2,089 patients were involved in this systematic review, and 12 eligible literatures were used to assess the clinicopathological and prognostic outcomes of VEGF’s families expression in gastric cancer patients. Among known VEGF family, VEGF-A (VEGF) is the most common frequently studied subtype in gastric cancer [31]. Numerous studies have evaluated the importance of VEGF-A over expression as an independent prognostic marker in gastric cancer patients; however, these studies have shown conflicting results [32- 35]. VEGF-A up-expression has been demonstrated in the recent meta-analysis as a poor prognosis factor in patients with gastric cancer regarding OS and DFS [11]. This systematic review used the Kaplan-Meier survival method to analyze the significant prognostic value of VEGF-A in GC. In gastric cancer,patients with high expression levels of VEGF-A showed poor prognosis compared to those with low expression levels of VEGF-A.

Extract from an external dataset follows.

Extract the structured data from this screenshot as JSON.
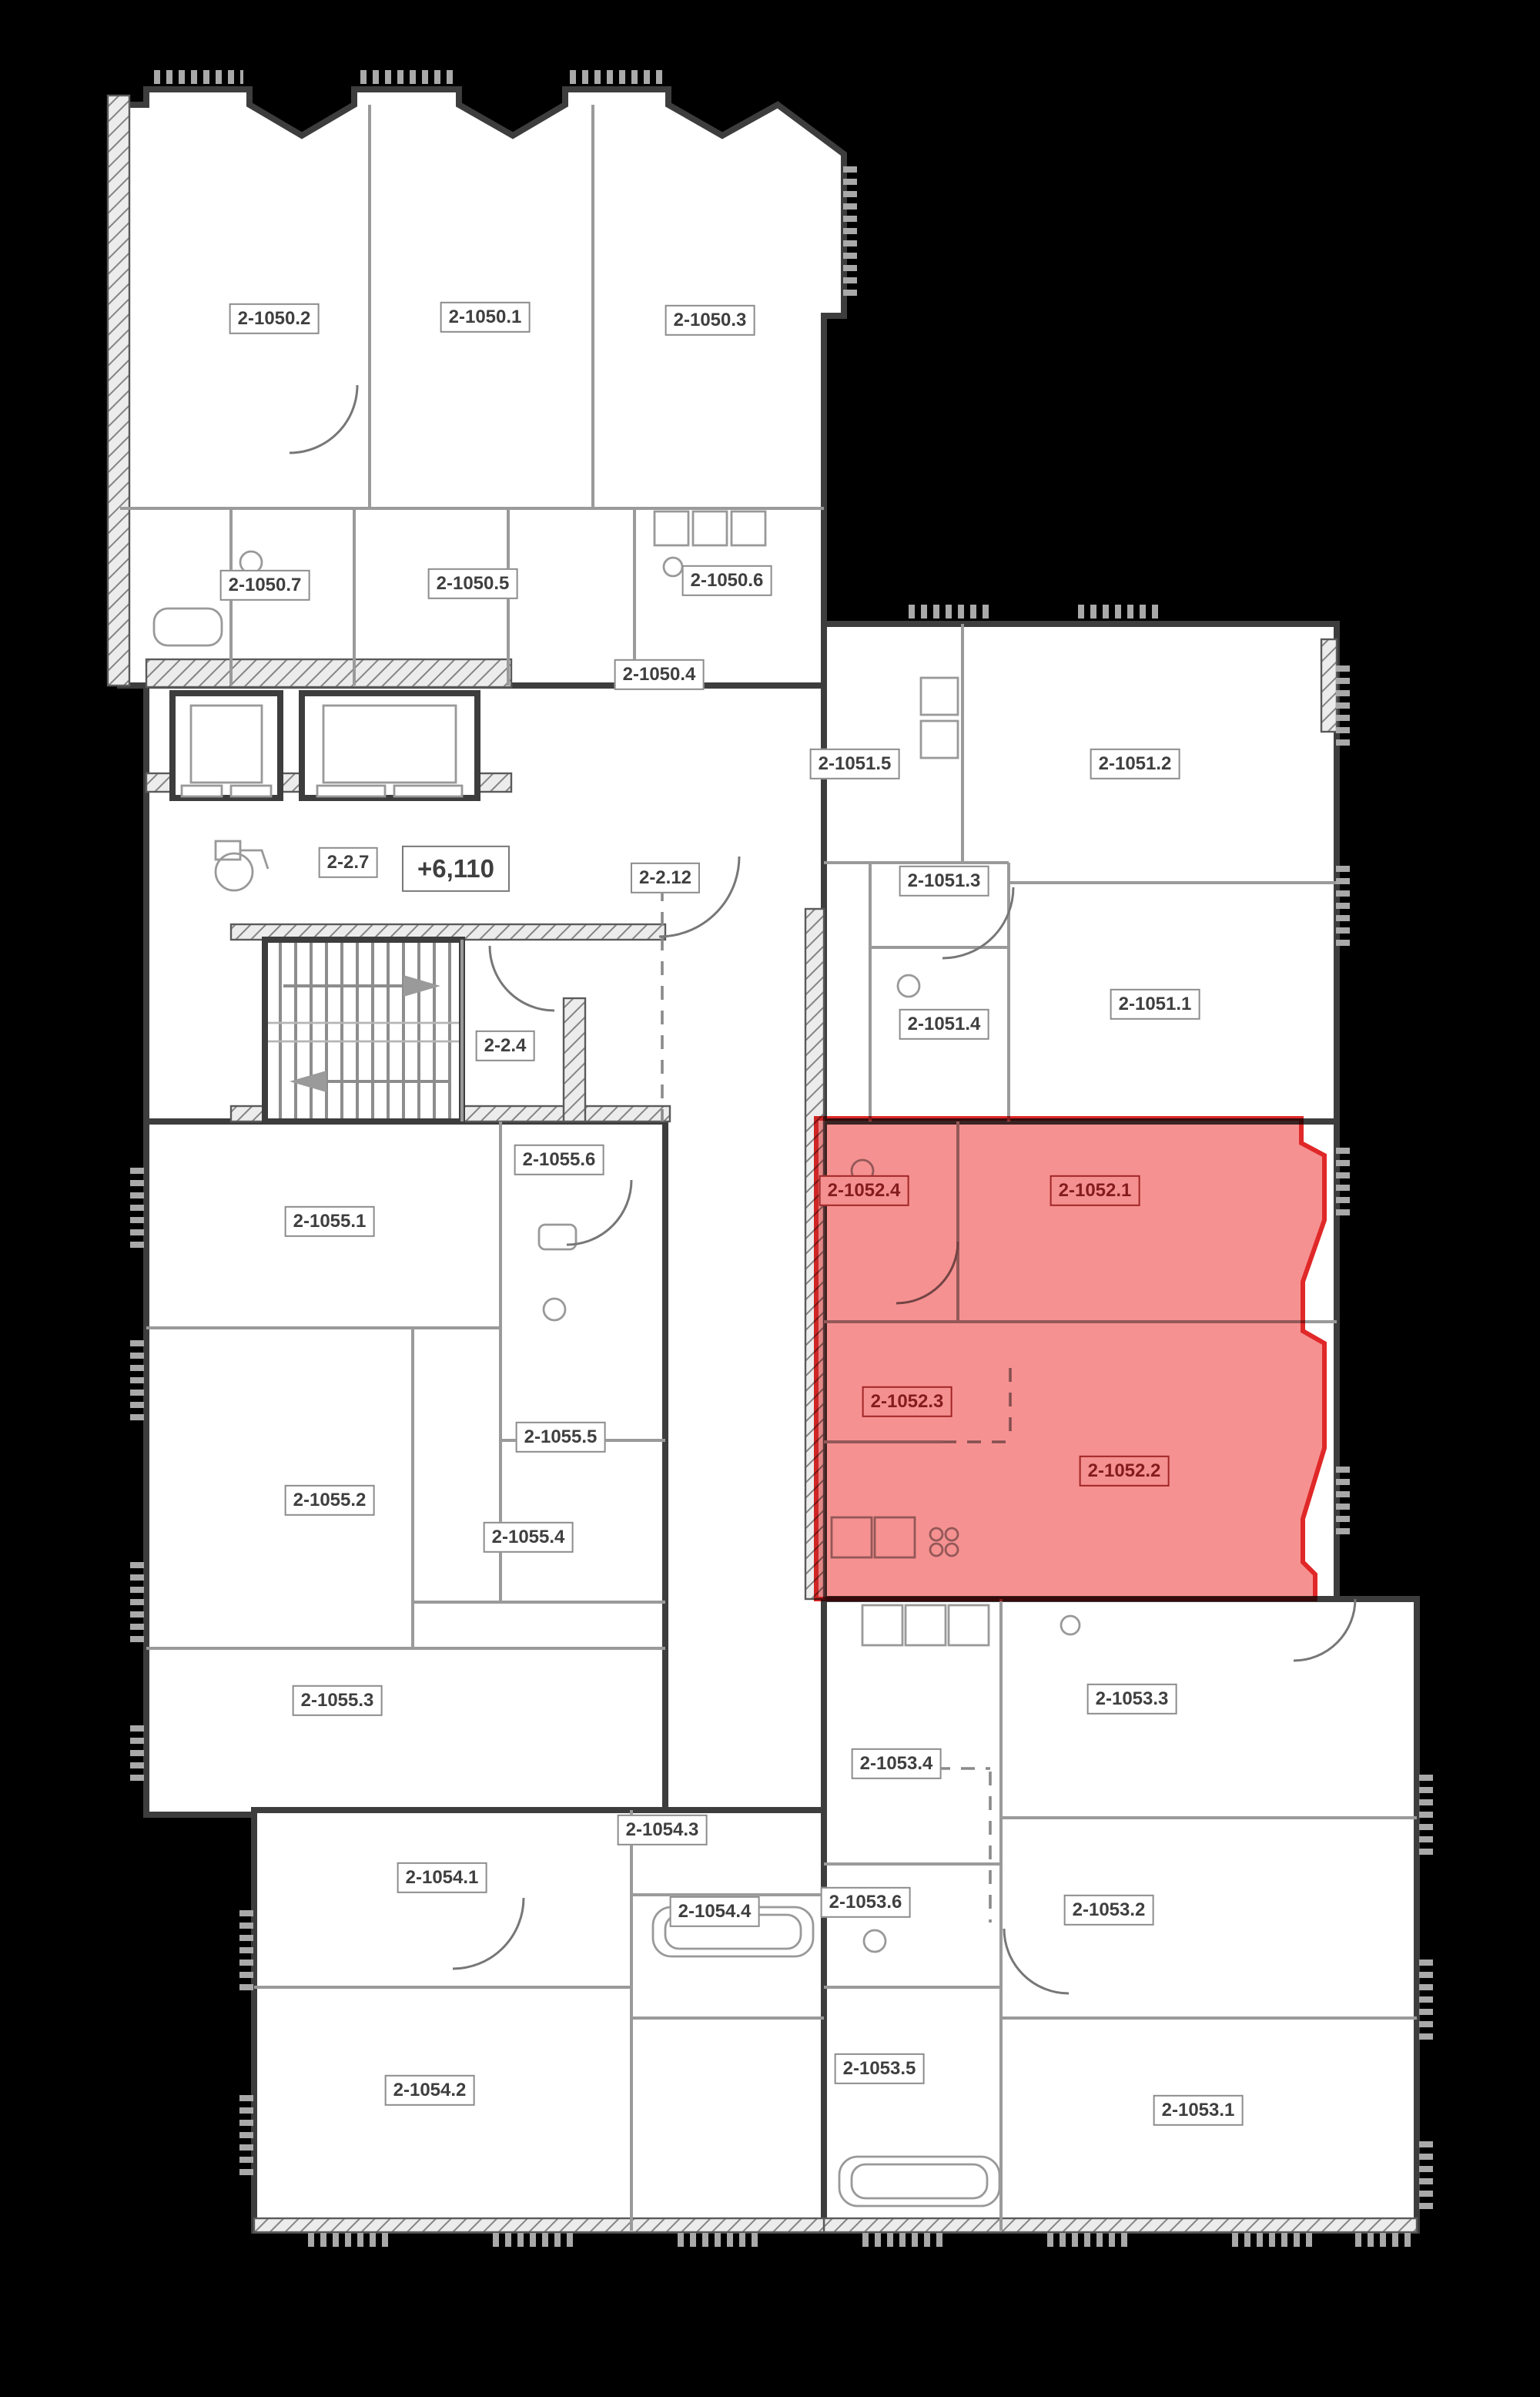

Different studies have demonstrated that there is no association between VEGF-B expression and prognosis outcomes; also VEGF-B expression and clinicopathological outcomes in gastric cancer patients [14,15]. One study, which analyzed the expression of both VEGF-A and VEGF-B showed that only VGEF-A was associated with prognosis and clinicopathological outcomes in patients with gastric carcinomas while no correlation was demonstrated in patients presented with the expression of VEGF-B [14].

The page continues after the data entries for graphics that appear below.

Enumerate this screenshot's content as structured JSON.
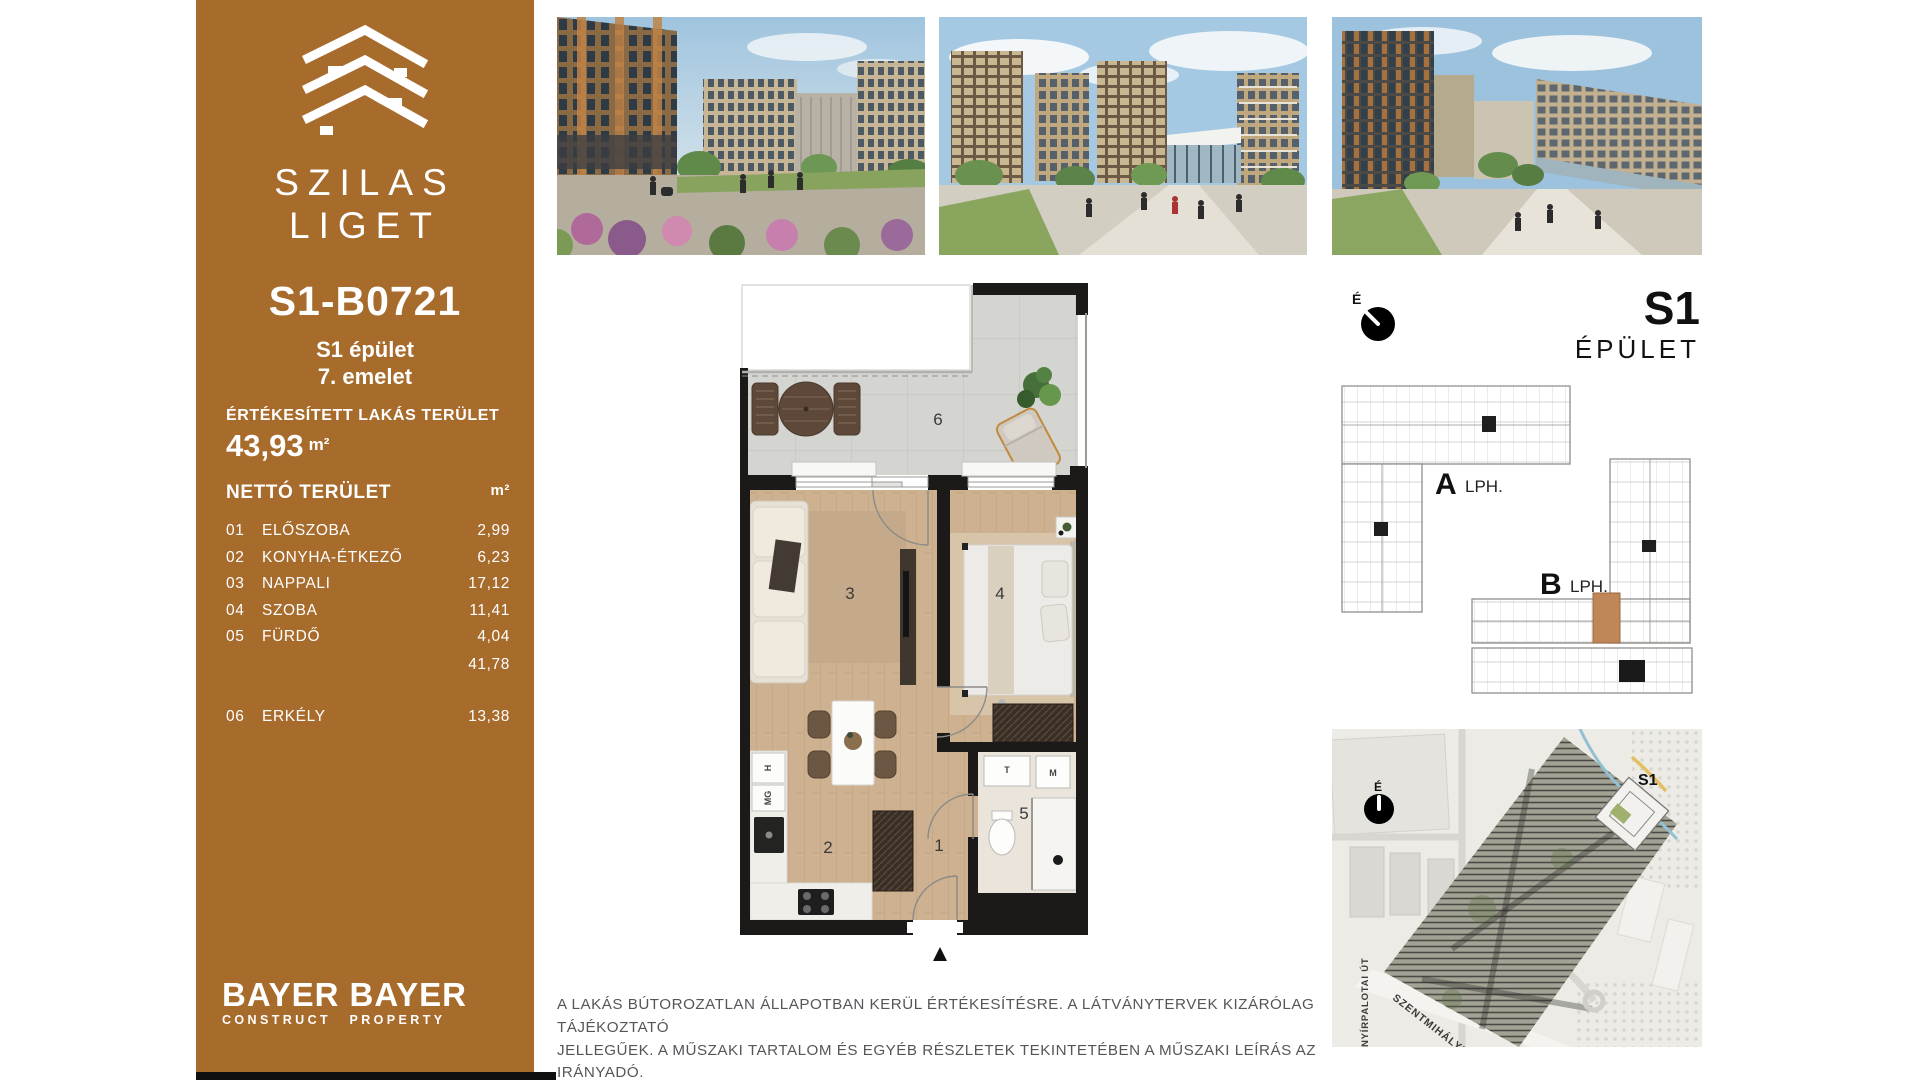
{
  "page": {
    "accent": "#a76b2c",
    "highlight": "#bf8757",
    "wall": "#1c1a18"
  },
  "sidebar": {
    "brand_line1": "SZILAS",
    "brand_line2": "LIGET",
    "unit_code": "S1-B0721",
    "building": "S1 épület",
    "floor": "7. emelet",
    "sold_area_label": "ÉRTÉKESÍTETT LAKÁS TERÜLET",
    "sold_area_value": "43,93",
    "area_unit": "m²",
    "net_area_label": "NETTÓ TERÜLET",
    "net_area_unit": "m²",
    "rooms": [
      {
        "num": "01",
        "name": "ELŐSZOBA",
        "area": "2,99"
      },
      {
        "num": "02",
        "name": "KONYHA-ÉTKEZŐ",
        "area": "6,23"
      },
      {
        "num": "03",
        "name": "NAPPALI",
        "area": "17,12"
      },
      {
        "num": "04",
        "name": "SZOBA",
        "area": "11,41"
      },
      {
        "num": "05",
        "name": "FÜRDŐ",
        "area": "4,04"
      }
    ],
    "subtotal": "41,78",
    "balcony_room": {
      "num": "06",
      "name": "ERKÉLY",
      "area": "13,38"
    },
    "logo1_line1": "BAYER",
    "logo1_line2": "CONSTRUCT",
    "logo2_line1": "BAYER",
    "logo2_line2": "PROPERTY"
  },
  "floorplan": {
    "compass_label": "É",
    "room_numbers": [
      "1",
      "2",
      "3",
      "4",
      "5",
      "6"
    ],
    "fixture_labels": {
      "fridge": "H",
      "dishwasher": "MG",
      "basin": "T",
      "washer": "M"
    }
  },
  "keyplan": {
    "building_code": "S1",
    "building_word": "ÉPÜLET",
    "stair_a_letter": "A",
    "stair_a_suffix": "LPH.",
    "stair_b_letter": "B",
    "stair_b_suffix": "LPH."
  },
  "sitemap": {
    "compass_label": "É",
    "building_label": "S1",
    "street_diagonal": "SZENTMIHÁLYI ÚT",
    "street_vertical": "NYÍRPALOTAI ÚT"
  },
  "disclaimer": {
    "line1": "A LAKÁS BÚTOROZATLAN ÁLLAPOTBAN KERÜL ÉRTÉKESÍTÉSRE. A LÁTVÁNYTERVEK KIZÁRÓLAG TÁJÉKOZTATÓ",
    "line2": "JELLEGŰEK. A MŰSZAKI TARTALOM ÉS EGYÉB RÉSZLETEK TEKINTETÉBEN A MŰSZAKI LEÍRÁS AZ IRÁNYADÓ."
  }
}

The previous report has demonstrated that lymphatic system invasion (lymphatic tissue and lymph nodes) in gastric cancer was positive correlated with expression VEGF-C [16,17,21,22]. VEGF-C has been reported by Amioka et al. and Yanai et al. [21,37] as an important molecule in facilitating microvessel density and lymph node metastasis in gastric cancer, VEGF-C expression in GC was also found to associate with invasion of blood vessels [16,17].

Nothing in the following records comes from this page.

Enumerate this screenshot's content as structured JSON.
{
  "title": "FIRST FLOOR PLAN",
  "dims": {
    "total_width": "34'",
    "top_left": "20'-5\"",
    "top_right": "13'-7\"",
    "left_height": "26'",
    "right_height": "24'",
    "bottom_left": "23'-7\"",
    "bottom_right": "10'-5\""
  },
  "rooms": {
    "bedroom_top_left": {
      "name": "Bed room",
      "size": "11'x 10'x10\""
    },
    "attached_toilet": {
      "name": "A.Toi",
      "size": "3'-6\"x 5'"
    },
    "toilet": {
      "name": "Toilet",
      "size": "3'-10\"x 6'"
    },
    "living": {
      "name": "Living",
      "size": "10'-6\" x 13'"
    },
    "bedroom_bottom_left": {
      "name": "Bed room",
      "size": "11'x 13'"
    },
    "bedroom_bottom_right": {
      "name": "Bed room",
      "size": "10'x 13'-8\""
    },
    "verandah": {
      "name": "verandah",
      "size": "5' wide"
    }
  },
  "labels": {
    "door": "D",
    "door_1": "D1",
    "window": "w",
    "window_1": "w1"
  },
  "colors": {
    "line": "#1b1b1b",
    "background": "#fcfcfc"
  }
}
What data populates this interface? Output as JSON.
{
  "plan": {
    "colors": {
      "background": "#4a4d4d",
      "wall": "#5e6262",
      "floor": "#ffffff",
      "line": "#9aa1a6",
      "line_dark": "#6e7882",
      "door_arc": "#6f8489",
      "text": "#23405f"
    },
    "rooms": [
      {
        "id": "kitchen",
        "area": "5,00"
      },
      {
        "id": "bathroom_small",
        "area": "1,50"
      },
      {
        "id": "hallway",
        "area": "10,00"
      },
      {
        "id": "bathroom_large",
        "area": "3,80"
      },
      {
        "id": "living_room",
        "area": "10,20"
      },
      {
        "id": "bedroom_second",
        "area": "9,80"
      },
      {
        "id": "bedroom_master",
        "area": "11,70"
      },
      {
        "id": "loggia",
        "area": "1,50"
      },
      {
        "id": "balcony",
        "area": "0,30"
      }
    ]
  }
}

Over expression of VEGF-D have been reported to have significant association with poor prognosis, lymphatic metastases and decreased survival in patients with gastric cancer; however, those patients with absence of VEGF-D expression in their gastric tissues had a favorable prognosis [29]. Meta-analysis was done and suggested that over expression of VEGF-C and VEGF-D in gastric cancer was associated with poor prognosis [36].

Conclusion

This systematic review demonstrated that overexpression of VEGF proteins, especially VEGF-A, C and D, in gastric cancer is associated with poor prognosis and clinicopathological outcomes and therefore, may be used as a prognostic marker (for prediction of prognosis outcomes) and predictive marker (for evaluation of clinicopathological findings, (e.g., TNM stage, size tumor, invasion to the lymph nodes and invasion to the lymphovascular system) in gastric cancer patients. We recommend that VEGF be a biological marker, and to be measured in all resected gastric cancer tissues for prediction of prognosis and clinicopathological outcomes of gastric cancer patients.

Limitations

The inclusion of only Asian populations in the studies may have excluded some information present in studies in non -Asia population. (2) Exclusion of studies published in a language other than English may exclude information needed in this review.

Acknowledgements

Special thanks go to Mrs Susan Lemnge for her technical help in the literature search and preparation of this review.